If the Nepal government is not in a position to create jobs for the legions of men and women leaving the country, it should reform the legislative and judicial system as well as find a greater political will to implement and enforce existing laws. It should also strengthen and strictly enforce rules for recruitment agencies so that prospective workers know their rights and don't get duped.

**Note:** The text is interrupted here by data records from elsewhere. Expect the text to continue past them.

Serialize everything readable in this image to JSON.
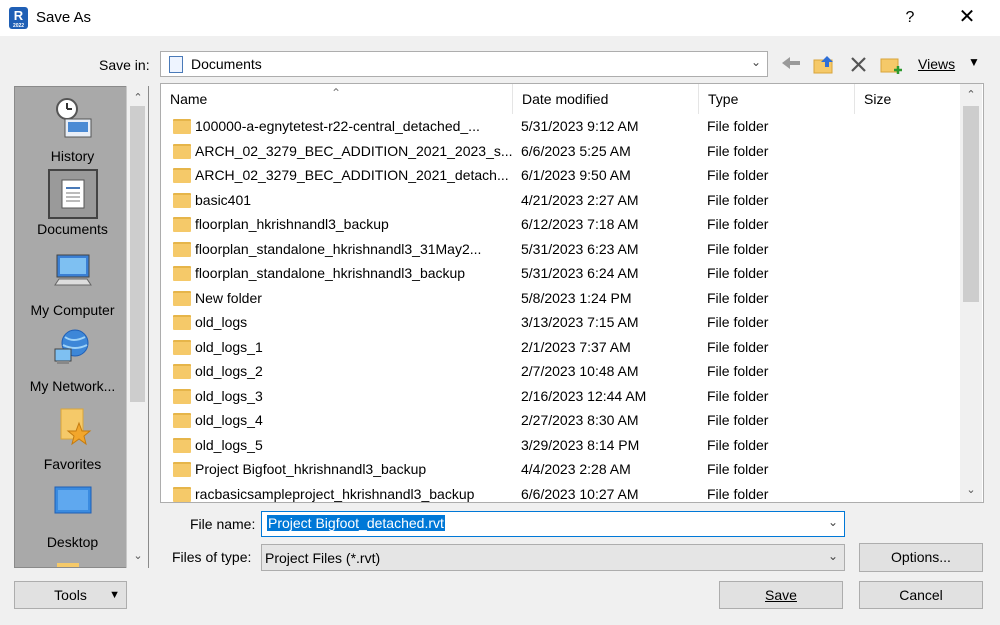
{
  "window": {
    "title": "Save As",
    "app_icon": "R",
    "app_icon_sub": "2022",
    "help_label": "?",
    "close_label": "✕"
  },
  "toolbar": {
    "save_in_label": "Save in:",
    "save_in_value": "Documents",
    "views_label": "Views"
  },
  "places": [
    {
      "label": "History",
      "icon": "history-icon"
    },
    {
      "label": "Documents",
      "icon": "documents-icon",
      "selected": true
    },
    {
      "label": "My Computer",
      "icon": "computer-icon"
    },
    {
      "label": "My Network...",
      "icon": "network-icon"
    },
    {
      "label": "Favorites",
      "icon": "favorites-icon"
    },
    {
      "label": "Desktop",
      "icon": "desktop-icon"
    }
  ],
  "columns": {
    "name": "Name",
    "date": "Date modified",
    "type": "Type",
    "size": "Size"
  },
  "files": [
    {
      "name": "100000-a-egnytetest-r22-central_detached_...",
      "date": "5/31/2023 9:12 AM",
      "type": "File folder"
    },
    {
      "name": "ARCH_02_3279_BEC_ADDITION_2021_2023_s...",
      "date": "6/6/2023 5:25 AM",
      "type": "File folder"
    },
    {
      "name": "ARCH_02_3279_BEC_ADDITION_2021_detach...",
      "date": "6/1/2023 9:50 AM",
      "type": "File folder"
    },
    {
      "name": "basic401",
      "date": "4/21/2023 2:27 AM",
      "type": "File folder"
    },
    {
      "name": "floorplan_hkrishnandl3_backup",
      "date": "6/12/2023 7:18 AM",
      "type": "File folder"
    },
    {
      "name": "floorplan_standalone_hkrishnandl3_31May2...",
      "date": "5/31/2023 6:23 AM",
      "type": "File folder"
    },
    {
      "name": "floorplan_standalone_hkrishnandl3_backup",
      "date": "5/31/2023 6:24 AM",
      "type": "File folder"
    },
    {
      "name": "New folder",
      "date": "5/8/2023 1:24 PM",
      "type": "File folder"
    },
    {
      "name": "old_logs",
      "date": "3/13/2023 7:15 AM",
      "type": "File folder"
    },
    {
      "name": "old_logs_1",
      "date": "2/1/2023 7:37 AM",
      "type": "File folder"
    },
    {
      "name": "old_logs_2",
      "date": "2/7/2023 10:48 AM",
      "type": "File folder"
    },
    {
      "name": "old_logs_3",
      "date": "2/16/2023 12:44 AM",
      "type": "File folder"
    },
    {
      "name": "old_logs_4",
      "date": "2/27/2023 8:30 AM",
      "type": "File folder"
    },
    {
      "name": "old_logs_5",
      "date": "3/29/2023 8:14 PM",
      "type": "File folder"
    },
    {
      "name": "Project Bigfoot_hkrishnandl3_backup",
      "date": "4/4/2023 2:28 AM",
      "type": "File folder"
    },
    {
      "name": "racbasicsampleproject_hkrishnandl3_backup",
      "date": "6/6/2023 10:27 AM",
      "type": "File folder"
    }
  ],
  "form": {
    "file_name_label": "File name:",
    "file_name_value": "Project Bigfoot_detached.rvt",
    "file_type_label": "Files of type:",
    "file_type_value": "Project Files  (*.rvt)"
  },
  "buttons": {
    "options": "Options...",
    "tools": "Tools",
    "save": "Save",
    "cancel": "Cancel"
  }
}
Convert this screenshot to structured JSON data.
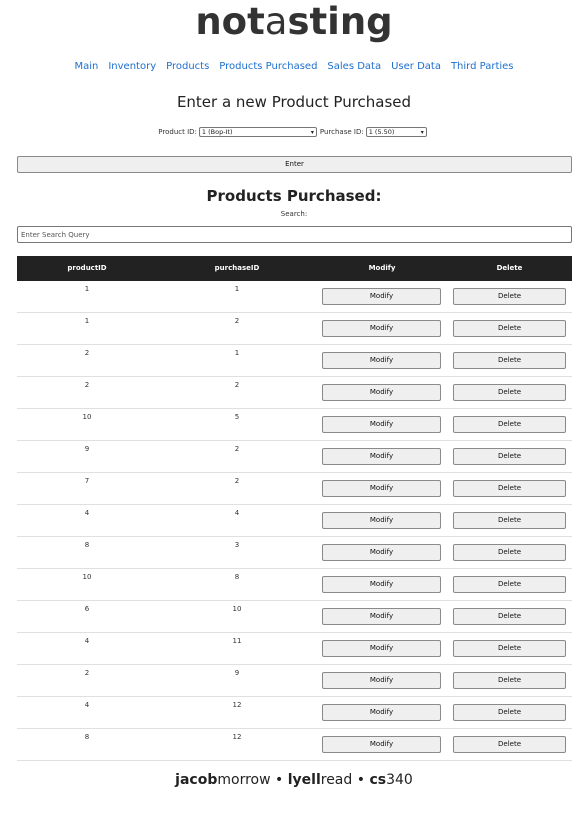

In 2014, Qatar promised to replace the kafala system of indentured servitude with new legislation, but according to the Qatari Ministry of Labor and Social Affairs, it still hasn't done so. The Nepal government must pursue this with Qatar to guarantee the safety and human rights of Nepali workers. It must also ensure that its embassies in countries like Qatar are fully equipped, with trained staff and adequate resources to protect its citizens. This past April, Qatar's labor minister, Abdullah bin Saleh al-Khulaifi, visited Kathmandu, promising reforms. Yet he also said that his nation would be recruiting even more Nepali workers to work on World Cup stadiums and related infrastructure projects.
Though this is seemingly good news for Nepal, which needs as much resources as it can get to rebuild the country after the two earthquakes, the question is: At what cost? The most important thing Nepal could do for its citizens is to ensure a stable government that creates conducive infrastructure for jobs, so that the youth of Nepal do not have to leave their country and subject themselves to brutal exploitation in order to survive.